Concrete City – Night Tremors
Genre: Post-Punk
Similar artists: Hot Snakes, Wolf Parade
Guitar riffs are a special thing. Most of them, unless you’re busying yourself learning Joe Satriani and Steve Vai’s oeuvre, are easy to learn. Try not to get Breaking the law on your first lesson.
Yet, when aimed in the right direction they can cut through any mix, on any speaker. They’re terrifying. Some guitar riffs will get stuck in your head and will be harder to dislodge than embarrassing childhood memories. Every composer aims to create something as memorable.
Concrete City base their single, Night Tremors, on powerful, opaque guitar riffs that you could certainly make an effort and learn on your first lesson. Good luck, coming up with something as good though.
Concrete City masterfully bind together simple rock elements to bring to light the terrors that, for some, occur in the dark.

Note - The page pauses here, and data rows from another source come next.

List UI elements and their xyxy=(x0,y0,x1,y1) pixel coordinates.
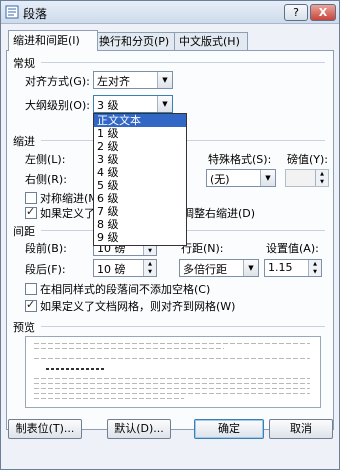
ok-button[interactable]: 确定 xyxy=(194,419,264,439)
at-value-label: 设置值(A): xyxy=(266,242,319,255)
preview-line xyxy=(34,358,310,359)
mirror-indent-checkbox[interactable] xyxy=(25,192,37,204)
no-space-same-style-label: 在相同样式的段落间不添加空格(C) xyxy=(40,283,211,296)
general-heading: 常规 xyxy=(13,57,35,70)
preview-line xyxy=(34,398,184,399)
spin-down-icon[interactable]: ▼ xyxy=(315,178,328,186)
tab-stops-button[interactable]: 制表位(T)... xyxy=(8,419,82,439)
tab-panel: 常规 对齐方式(G): 左对齐 ▼ 大纲级别(O): 3 级 ▼ 缩进 左侧(L… xyxy=(6,50,334,430)
at-value-spinner[interactable]: 1.15 ▲ ▼ xyxy=(264,259,322,277)
space-after-spinner[interactable]: 10 磅 ▲ ▼ xyxy=(93,259,157,277)
preview-line xyxy=(34,378,310,379)
special-format-label: 特殊格式(S): xyxy=(208,153,272,166)
snap-to-grid-checkbox[interactable] xyxy=(25,298,37,312)
dropdown-option-level-6[interactable]: 6 级 xyxy=(94,192,186,205)
dropdown-option-level-5[interactable]: 5 级 xyxy=(94,179,186,192)
spin-down-icon[interactable]: ▼ xyxy=(143,247,156,255)
preview-heading: 预览 xyxy=(13,321,35,334)
no-space-same-style-checkbox[interactable] xyxy=(25,283,37,295)
preview-line xyxy=(34,388,310,389)
preview-line xyxy=(34,383,310,384)
chevron-down-icon: ▼ xyxy=(157,72,172,88)
cancel-button[interactable]: 取消 xyxy=(269,419,333,439)
set-default-button[interactable]: 默认(D)... xyxy=(107,419,171,439)
spin-up-icon[interactable]: ▲ xyxy=(143,260,156,268)
divider xyxy=(41,62,325,63)
space-before-label: 段前(B): xyxy=(25,242,67,255)
paragraph-dialog: 段落 ? X 缩进和间距(I) 换行和分页(P) 中文版式(H) 常规 对齐方式… xyxy=(0,0,340,470)
outline-level-dropdown: 正文文本 1 级 2 级 3 级 4 级 5 级 6 级 7 级 8 级 9 级 xyxy=(93,113,187,246)
chevron-down-icon: ▼ xyxy=(243,260,258,276)
dropdown-option-level-2[interactable]: 2 级 xyxy=(94,140,186,153)
snap-to-grid-label: 如果定义了文档网格，则对齐到网格(W) xyxy=(40,300,236,313)
outline-level-label: 大纲级别(O): xyxy=(25,99,90,112)
preview-line xyxy=(34,343,310,344)
alignment-select[interactable]: 左对齐 ▼ xyxy=(93,71,173,89)
tab-chinese-typography[interactable]: 中文版式(H) xyxy=(174,32,248,50)
spin-up-icon[interactable]: ▲ xyxy=(315,170,328,178)
spin-down-icon[interactable]: ▼ xyxy=(143,268,156,276)
dropdown-option-body-text[interactable]: 正文文本 xyxy=(94,114,186,127)
line-spacing-select[interactable]: 多倍行距 ▼ xyxy=(179,259,259,277)
spin-down-icon[interactable]: ▼ xyxy=(308,268,321,276)
help-button[interactable]: ? xyxy=(284,4,308,21)
indent-right-label: 右侧(R): xyxy=(25,173,67,186)
alignment-label: 对齐方式(G): xyxy=(25,75,90,88)
spacing-heading: 间距 xyxy=(13,225,35,238)
tab-line-page-breaks[interactable]: 换行和分页(P) xyxy=(94,32,181,50)
chevron-down-icon: ▼ xyxy=(157,96,172,112)
title-bar[interactable]: 段落 ? X xyxy=(1,1,339,24)
close-button[interactable]: X xyxy=(310,4,336,21)
paragraph-preview xyxy=(25,336,321,408)
spin-up-icon[interactable]: ▲ xyxy=(308,260,321,268)
dialog-body: 缩进和间距(I) 换行和分页(P) 中文版式(H) 常规 对齐方式(G): 左对… xyxy=(1,24,339,469)
divider xyxy=(41,326,325,327)
preview-line xyxy=(34,393,310,394)
dropdown-option-level-4[interactable]: 4 级 xyxy=(94,166,186,179)
indent-value-label: 磅值(Y): xyxy=(287,153,329,166)
dropdown-option-level-3[interactable]: 3 级 xyxy=(94,153,186,166)
auto-adjust-indent-checkbox[interactable] xyxy=(25,205,37,219)
outline-level-select[interactable]: 3 级 ▼ xyxy=(93,95,173,113)
paragraph-icon xyxy=(5,5,19,19)
chevron-down-icon: ▼ xyxy=(260,170,275,186)
indent-left-label: 左侧(L): xyxy=(25,153,66,166)
indent-heading: 缩进 xyxy=(13,135,35,148)
space-after-label: 段后(F): xyxy=(25,263,66,276)
preview-line xyxy=(34,348,224,349)
preview-sample-text xyxy=(46,368,106,370)
dialog-title: 段落 xyxy=(23,7,48,21)
dropdown-option-level-1[interactable]: 1 级 xyxy=(94,127,186,140)
dropdown-option-level-8[interactable]: 8 级 xyxy=(94,218,186,231)
tab-indent-spacing[interactable]: 缩进和间距(I) xyxy=(8,30,98,51)
indent-value-spinner[interactable]: ▲ ▼ xyxy=(285,169,329,187)
special-format-select[interactable]: (无) ▼ xyxy=(206,169,276,187)
dropdown-option-level-9[interactable]: 9 级 xyxy=(94,231,186,244)
line-spacing-label: 行距(N): xyxy=(181,242,224,255)
dropdown-option-level-7[interactable]: 7 级 xyxy=(94,205,186,218)
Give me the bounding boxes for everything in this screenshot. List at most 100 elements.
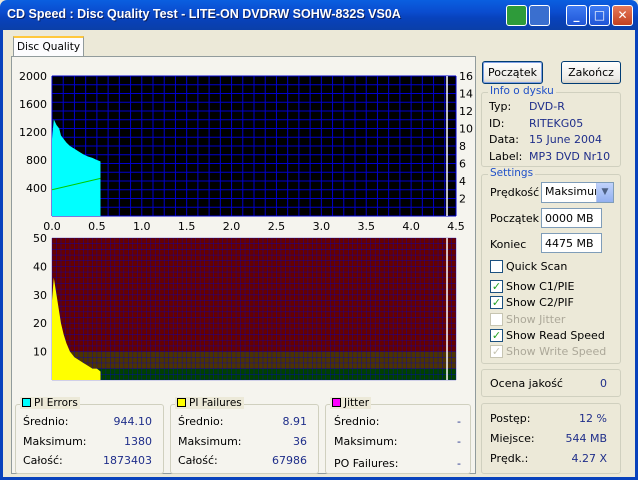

They work with tension in the way that a good horror movie director might wield their camera lens.
Ms. america – Panic Overload
Genre: Grunge, Garage Rock, Alternative Rock
Similar artists: Drug Church, Violent Soho, Nirvana
Ms. america look to do the incredible and interject some fun into their grunge fixation on Panic Overload.
Grunge in many ways is classic rock for people who couldn’t be bothered to learn guitar solos or the money to buy expensive, good-looking clothes. It’s classic rockers trying half-heartedly to make punk.
And, as important as grunge was for the history of popular music, it often came under criticism for one thing. People complained that it had no sense of humor. They also complained that the color palette used wasn’t very expansive. Still, watching videos of Kurt Cobain smashing guitars and purposely messing up the simplest of guitar solos, reveals an exquisitely active funny bone.
Ms. america attempt to make grunge fun and nearly, dare we say, danceable. Panic Overload is instantaneous, kind of silly, and powerful. Ms. america have taken the exuberance of pop-punk, detuned it, and added a distortion pedal.